Tiffiny repeatedly jumps on the back of contestants and makes them run around like a rodeo or something. Our analysis is that it is dehumanising and degrading but mostly just weird.
Sam gets offered $20,000 to leave the house, because Channel 10 wants everyone to know that overweight people are greedy for both food AND money. In considering whether or not to take the money, she reflects that it is enough money to put a deposit on a house. We know very little about this thing they call ‘adulting’, but where, in this ridiculously overpriced country, is $20,000 a deposit on a house?
Like, it’s better than a punch in the face, but it ain’t gonna buy no house. Also – we think she was the same one who said that she would never make $200,000 in her life. We officially found someone worse at adulting than we are – RESPECT.
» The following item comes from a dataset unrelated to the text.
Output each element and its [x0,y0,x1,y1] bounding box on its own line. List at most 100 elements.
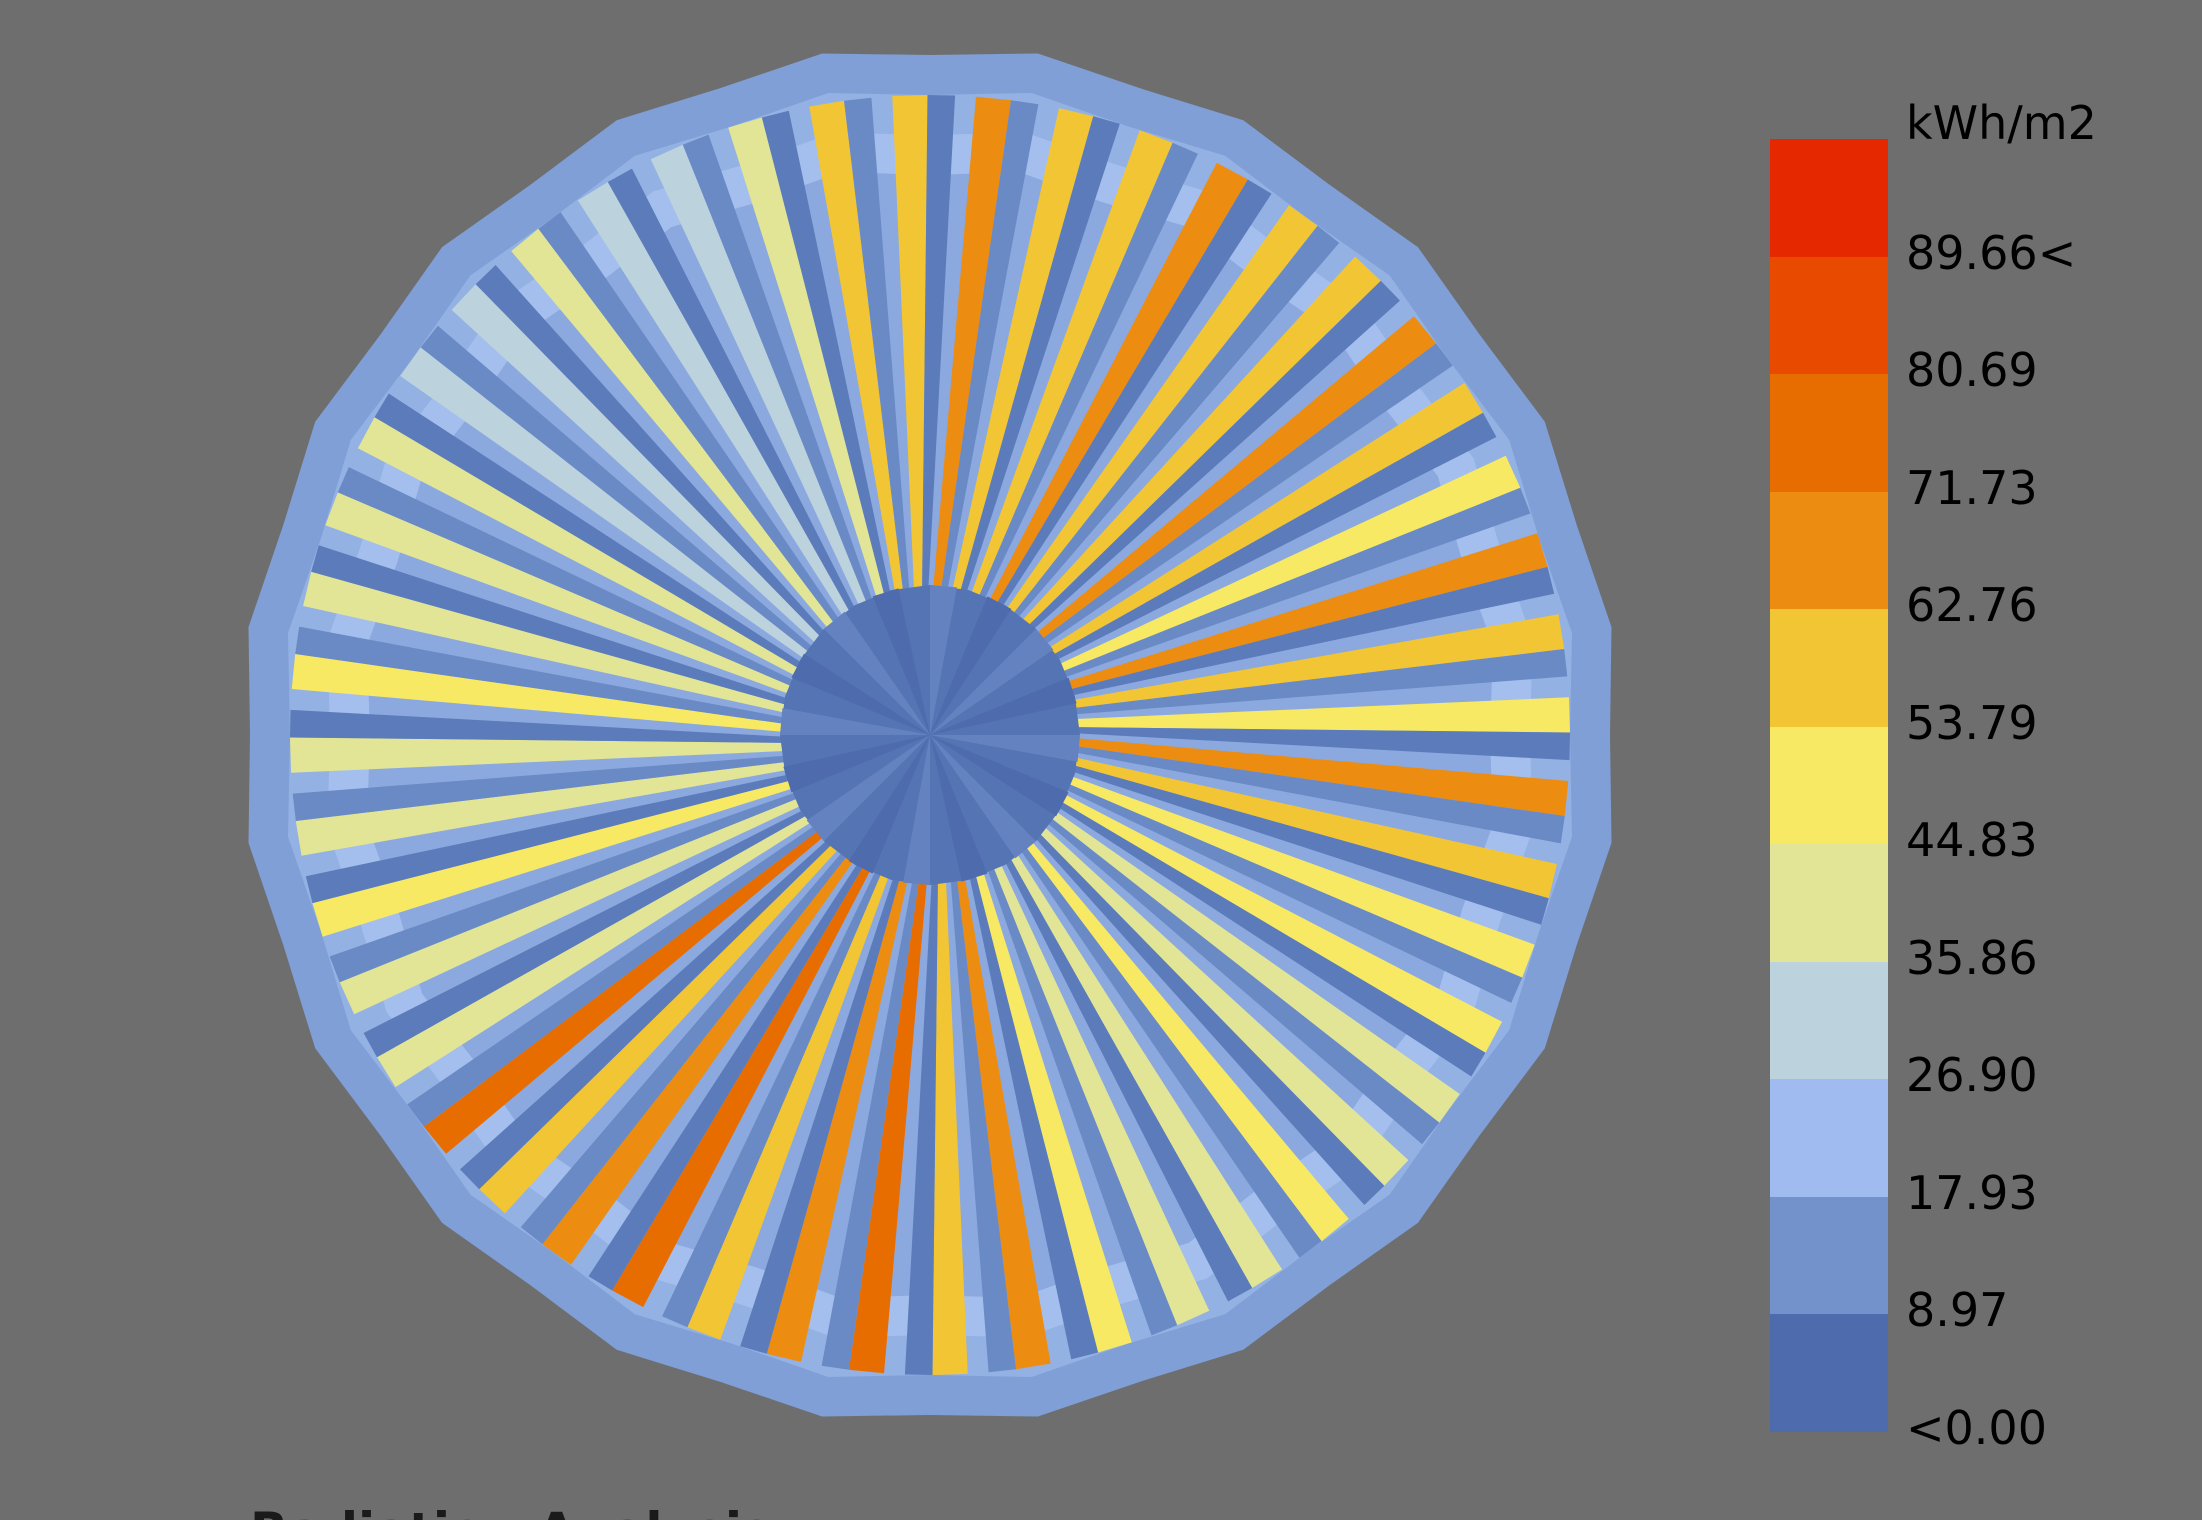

A special mention goes to ‘The Game’, which is difficult to explain. Wait, no it’s not. It’s a game that they play which has winners, losers and fat people in cages. We just can’t believe that they couldn’t even be bothered to make up a title… It’s like when we forgot to name our cat and then it just became ‘Cat’. It’s slack, and frankly disappointing for a show we weren’t aware we couldn’t be anymore disappointed in.
Oh yes, we can’t forget the contestants rolling around in mud. This week began with contestants resembling horses, and ended with them resembling pigs in their challenge for immunity. How degrading is rolling around in mud? Again, we have to ask; if you won immunity by crying and screaming in a pit of mud, have you even… you get the idea.
Finally, the ultimate highlight for this week has to be the unravelling of the Blue Team, who have had fights that we are ashamed to admit are awfully, awfully familiar. The difference is that we probably wouldn’t display our dysfunctional relationships to close family members, while theirs has been broadcast Australia-wide.
In what has to be one of the #realest scenes on Australian television, the Pestell family have a pretty significant fight following an unsuccessful outcome in ‘The Game’ (reminder: it’s a game). As is often the case when you’re frustrated and trying to articulate the reason why in front of several strangers and their cameras, a flustered Jodie yells to her apparently uncooperative sister, “maybe if you believed in us… we might have done somethin!”
It’s a line we’re doubtful she is proud of. It didn’t need to be televised. But it’s just so #real, we wish to have it blown up and hung on our walls.